Mas nenhuma das críticas muda um fato central inevitável: mais bolivianos votaram em Morales para presidente em 2019 do que em qualquer outro candidato; para quem diz acreditar na democracia, isso deveria bastar para encerrar a discussão. É por isso que Lula, em sua entrevista para o Guardian logo depois do golpe, na qual ele criticou a busca de Morales por um quarto mandato, enfatizou esse ponto muito mais importante: “o que fizeram com ele foi um crime. Foi um golpe — isso é terrível para a América Latina”.
E seja lá que críticas alguém possa legitimamente levantar sobre Morales — é difícil imaginar qualquer líder, no poder por mais de uma década, que não tenha alienado alguns de seus apoiadores e cometido erros — não há dúvida de que a presidência de Morales, por quase qualquer parâmetro, foi um sucesso. Depois de décadas de instabilidade no país, ele conseguiu guiar uma democracia estável e próspera, presidiu sobre um crescimento econômico elogiado até por instituições financeiras ocidentais, e trabalhou para garantir uma distribuição muito mais igualitária desses recursos, particularmente para a minoria indígena e seus agricultores historicamente oprimidos. Esse sucesso é o que foi destruído, de propósito, quando a presidência da Bolívia em 2019 foi decidida não democraticamente, mas pela força.
A reação ocidental ao golpe de 2019 na Bolívia tem todos os tropos clássicos de propaganda. Autoridades ocidentais, a mídia e escritores de think tank invocaram a inversão orwelliana padrão: chamar um golpe contra um líder democraticamente eleito de quem não gostam de uma “vitória da democracia”. Nessa fórmula distorcida, a “ameaça para a democracia” é um líder democraticamente eleito, não os conspiradores do golpe apoiados pelos EUA.
Retratar golpes apoiados pelos EUA como democráticos, e líderes eleitos democraticamente para quem os EUA torcem o nariz como “ditadores”, é uma marca registrada da propaganda de relações internacionais dos EUA há décadas. Foi com essa rubrica que administração Obama e seu Secretário de Estado John Kerry celebraram um dos piores déspotas do mundo, o general egípcio Abdul el-Sisi, como “restaurando a democracia” depois de um golpes militar brutal liderado por ele.

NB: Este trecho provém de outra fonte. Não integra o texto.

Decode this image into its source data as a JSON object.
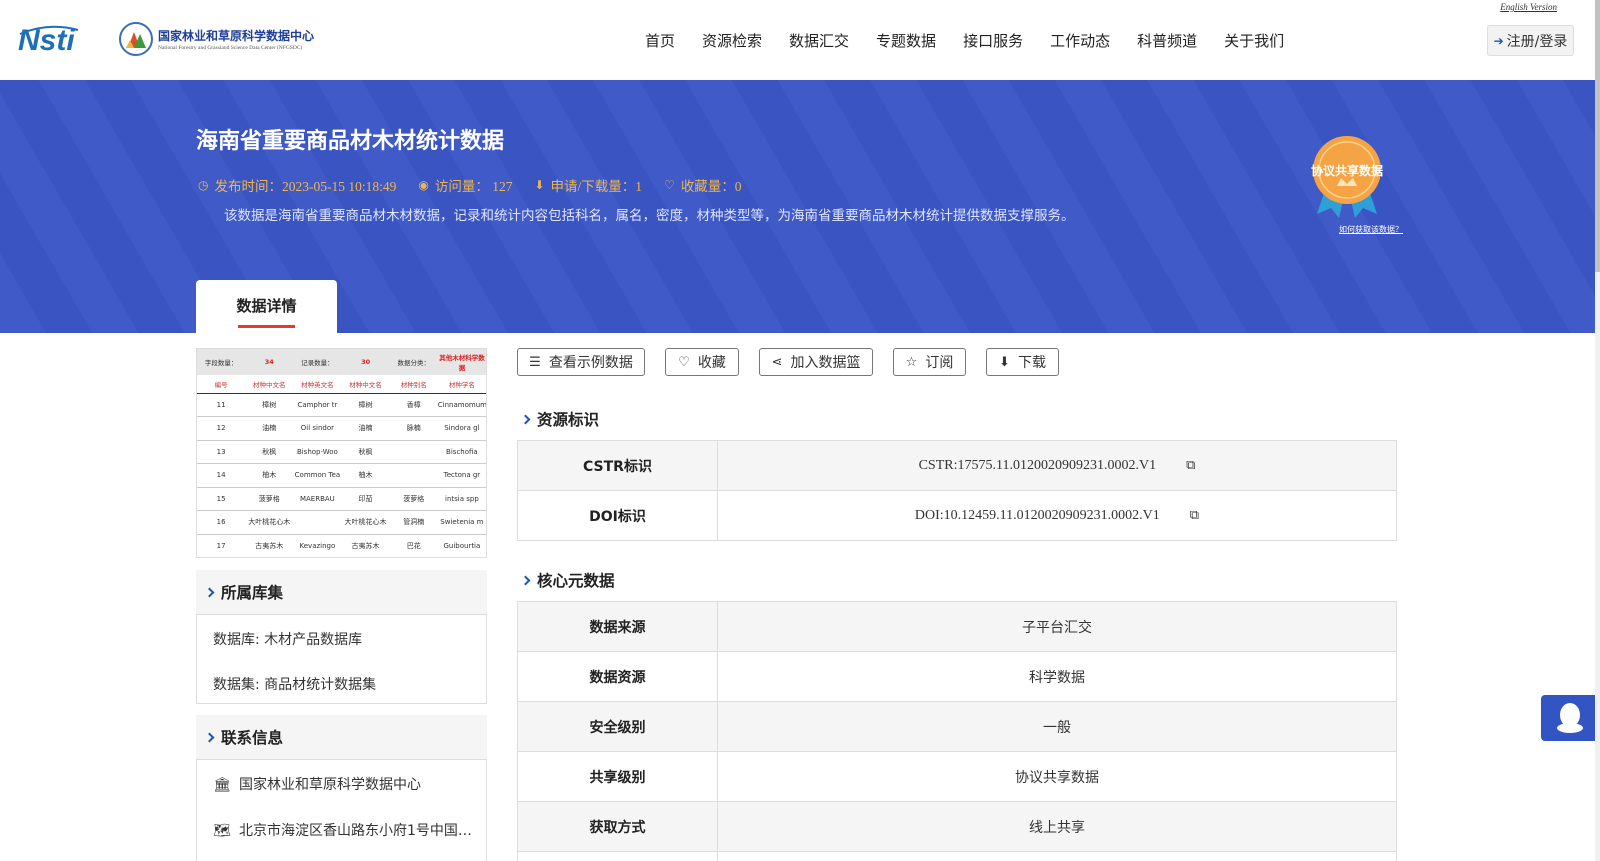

Mas graças aos resultados gritantes de domingo na Bolívia, a tática padrão falhou. Desde a vitória de Morales nas eleições quase exatamente um ano atrás, os bolivianos nunca pararam de marchar, protestar, arriscar sua liberdade e suas vidas — mesmo no meio de uma pandemia — para exigir seus direitos de democracia e autogoverno. Antes da eleição, o regime do golpe e facções de direita no exército prometiam ameaçadoramente — vendo as pesquisas mostrando universalmente que o MAS provavelmente venceria — que fariam qualquer coisa para evitar que o poder retornasse ao partido de Morales.
Mas por enquanto, parece que a margem da vitória dada ao MAS pelo povo boliviano foi tão impressionante, tão decisiva, que há poucas opções restantes para as forças retrógradas — na Bolívia, Washington e Bruxelas — que tentaram destruir a democracia do país. Qualquer um que acredita nos fundamentos da democracia, independente de ideologia, deveria estar comemorando com os bolivianos que sacrificaram tanto para restaurar seu direito ao governo próprio, e torcendo para que a estabilidade e prosperidade que eles tinham sob Morales se expanda ainda mais com seu primeiro sucessor democraticamente eleito.